La validation du plan d’action des services climatiques mobilise à Cotonou, du 16 au 17 mai, des agents de la météorologie. L’atelier organisé à cet effet vise à établir un consensus sur le contenu du plan pour chaque secteur prioritaire du cadre mondial des services climatiques.

L’élaboration du document portant cadre national des services climatiques a démarré en 2017. Un document important, d’après le directeur général de l’Agence nationale de la météorologie du Bénin, Marcellin Nakpon qui donne plus de crédibilité à la structure et démontre le rôle transversal que la météorologie joue dans le processus de développement. «La nation repose sur la météorologie, les nations qui n’ont pas vite compris sont toujours à l’ère primaire. Les pays développés se basent sur la météorologie, la climatologie, et c’est capital», note-t-il.

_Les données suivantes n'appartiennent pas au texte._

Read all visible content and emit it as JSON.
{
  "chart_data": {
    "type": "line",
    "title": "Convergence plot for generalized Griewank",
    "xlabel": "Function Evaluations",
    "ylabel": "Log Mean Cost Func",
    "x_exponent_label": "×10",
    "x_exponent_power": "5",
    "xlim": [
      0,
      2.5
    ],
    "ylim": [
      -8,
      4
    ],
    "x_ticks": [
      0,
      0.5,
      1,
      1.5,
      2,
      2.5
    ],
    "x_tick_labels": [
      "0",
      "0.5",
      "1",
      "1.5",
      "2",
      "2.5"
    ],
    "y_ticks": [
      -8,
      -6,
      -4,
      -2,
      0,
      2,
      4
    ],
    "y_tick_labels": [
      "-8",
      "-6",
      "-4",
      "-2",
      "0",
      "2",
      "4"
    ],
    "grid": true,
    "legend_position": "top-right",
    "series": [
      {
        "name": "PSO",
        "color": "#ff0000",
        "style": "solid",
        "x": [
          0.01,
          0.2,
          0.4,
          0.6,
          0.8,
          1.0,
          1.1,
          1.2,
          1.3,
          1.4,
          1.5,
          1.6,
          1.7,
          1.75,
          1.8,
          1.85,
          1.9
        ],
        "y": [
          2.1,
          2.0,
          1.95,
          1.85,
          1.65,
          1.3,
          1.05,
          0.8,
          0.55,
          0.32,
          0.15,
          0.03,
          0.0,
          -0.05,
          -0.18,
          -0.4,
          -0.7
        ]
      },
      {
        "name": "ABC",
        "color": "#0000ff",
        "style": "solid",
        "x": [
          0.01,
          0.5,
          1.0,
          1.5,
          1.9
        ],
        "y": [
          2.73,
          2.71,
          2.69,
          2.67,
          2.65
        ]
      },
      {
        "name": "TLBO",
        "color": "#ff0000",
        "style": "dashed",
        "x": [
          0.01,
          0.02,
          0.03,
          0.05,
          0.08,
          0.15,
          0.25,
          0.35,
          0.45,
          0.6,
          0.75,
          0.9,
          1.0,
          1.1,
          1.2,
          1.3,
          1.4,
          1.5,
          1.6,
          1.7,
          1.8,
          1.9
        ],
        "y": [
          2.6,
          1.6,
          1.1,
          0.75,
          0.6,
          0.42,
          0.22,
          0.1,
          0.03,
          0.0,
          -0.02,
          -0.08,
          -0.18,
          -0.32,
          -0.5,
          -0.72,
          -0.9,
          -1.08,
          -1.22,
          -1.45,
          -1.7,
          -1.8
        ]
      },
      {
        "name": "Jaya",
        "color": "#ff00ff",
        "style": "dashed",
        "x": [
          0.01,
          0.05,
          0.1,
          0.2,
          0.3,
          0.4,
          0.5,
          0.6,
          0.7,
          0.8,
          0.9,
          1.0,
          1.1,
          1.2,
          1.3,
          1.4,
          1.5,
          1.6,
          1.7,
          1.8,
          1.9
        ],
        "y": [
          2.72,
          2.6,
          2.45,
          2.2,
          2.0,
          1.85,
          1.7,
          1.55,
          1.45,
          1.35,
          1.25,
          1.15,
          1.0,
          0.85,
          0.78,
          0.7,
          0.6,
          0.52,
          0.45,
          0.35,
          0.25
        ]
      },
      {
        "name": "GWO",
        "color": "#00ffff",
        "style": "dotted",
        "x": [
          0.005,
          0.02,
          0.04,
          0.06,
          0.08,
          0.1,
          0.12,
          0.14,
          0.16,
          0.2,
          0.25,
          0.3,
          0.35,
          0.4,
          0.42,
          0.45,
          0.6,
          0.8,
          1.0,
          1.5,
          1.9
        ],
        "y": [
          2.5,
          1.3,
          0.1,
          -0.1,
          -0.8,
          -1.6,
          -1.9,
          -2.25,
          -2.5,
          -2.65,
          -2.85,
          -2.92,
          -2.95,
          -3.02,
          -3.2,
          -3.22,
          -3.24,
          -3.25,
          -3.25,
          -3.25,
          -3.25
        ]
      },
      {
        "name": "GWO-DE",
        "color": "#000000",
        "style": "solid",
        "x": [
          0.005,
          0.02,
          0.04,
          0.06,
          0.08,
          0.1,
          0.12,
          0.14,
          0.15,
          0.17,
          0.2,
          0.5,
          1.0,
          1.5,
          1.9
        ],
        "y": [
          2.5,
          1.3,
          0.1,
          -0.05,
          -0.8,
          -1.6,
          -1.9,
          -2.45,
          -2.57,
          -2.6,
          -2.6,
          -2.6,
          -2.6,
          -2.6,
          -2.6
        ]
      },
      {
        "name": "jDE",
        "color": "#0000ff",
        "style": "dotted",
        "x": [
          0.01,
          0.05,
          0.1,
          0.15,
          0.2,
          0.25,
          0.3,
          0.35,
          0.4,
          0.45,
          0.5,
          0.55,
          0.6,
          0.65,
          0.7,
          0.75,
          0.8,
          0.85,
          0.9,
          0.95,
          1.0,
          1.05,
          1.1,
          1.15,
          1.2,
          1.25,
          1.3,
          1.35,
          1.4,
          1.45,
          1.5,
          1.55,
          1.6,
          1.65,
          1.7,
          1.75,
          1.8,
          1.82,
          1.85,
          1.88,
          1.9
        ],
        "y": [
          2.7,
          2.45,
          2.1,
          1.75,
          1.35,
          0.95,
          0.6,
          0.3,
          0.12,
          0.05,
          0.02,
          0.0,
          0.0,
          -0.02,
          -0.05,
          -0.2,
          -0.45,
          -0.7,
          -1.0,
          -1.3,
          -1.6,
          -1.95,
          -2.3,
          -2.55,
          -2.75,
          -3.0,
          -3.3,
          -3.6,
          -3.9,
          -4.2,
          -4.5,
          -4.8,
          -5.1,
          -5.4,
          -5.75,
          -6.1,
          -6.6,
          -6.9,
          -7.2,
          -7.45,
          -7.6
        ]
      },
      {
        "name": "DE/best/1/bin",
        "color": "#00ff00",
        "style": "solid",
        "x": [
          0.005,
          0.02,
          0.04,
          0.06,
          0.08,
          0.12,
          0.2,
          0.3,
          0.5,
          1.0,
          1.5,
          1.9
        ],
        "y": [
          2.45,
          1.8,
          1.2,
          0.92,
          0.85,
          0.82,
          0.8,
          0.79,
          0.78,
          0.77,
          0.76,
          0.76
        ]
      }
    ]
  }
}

Au cours de l’atelier de deux jours qui regroupe les spécialistes de la météorologie, les participants vont examiner, étudier et amender le projet de document sur le cadre national pour les services climatiques et proposer des interventions prioritaires permettant d’améliorer les services et informations climatiques au Bénin.
Le directeur de cabinet du ministre des Infrastructures et des Transports, Joseph Ahissou, représentant le ministre Alassane Séidou a confié que l’atelier s’inscrit dans le cadre des recommandations de l’Organisation météorologique mondiale qui, soucieuse de la fourniture aux populations des informations climatologiques de qualité, a institué le cadre mondial des services climatiques et recommandé la mise en place des cadres nationaux des services climatiques. Lesquels cadres visent à renforcer l’information climatique d’une part et à améliorer l’information météorologique d’autre part, afin de répondre aux besoins des utilisateurs et des décideurs. Il a informé que ces services sont destinés à la protection des personnes et des biens, à la préservation des ressources naturelles et de l’environnement ainsi qu’au développement socioéconomique. « Cette démarche inclusive marque un grand pas en avant pour une météorologie moderne et fiable qui aspire aux normes internationales et demeure au service de la résilience des populations locales et du développement durable », a affirmé Joseph Ahissou.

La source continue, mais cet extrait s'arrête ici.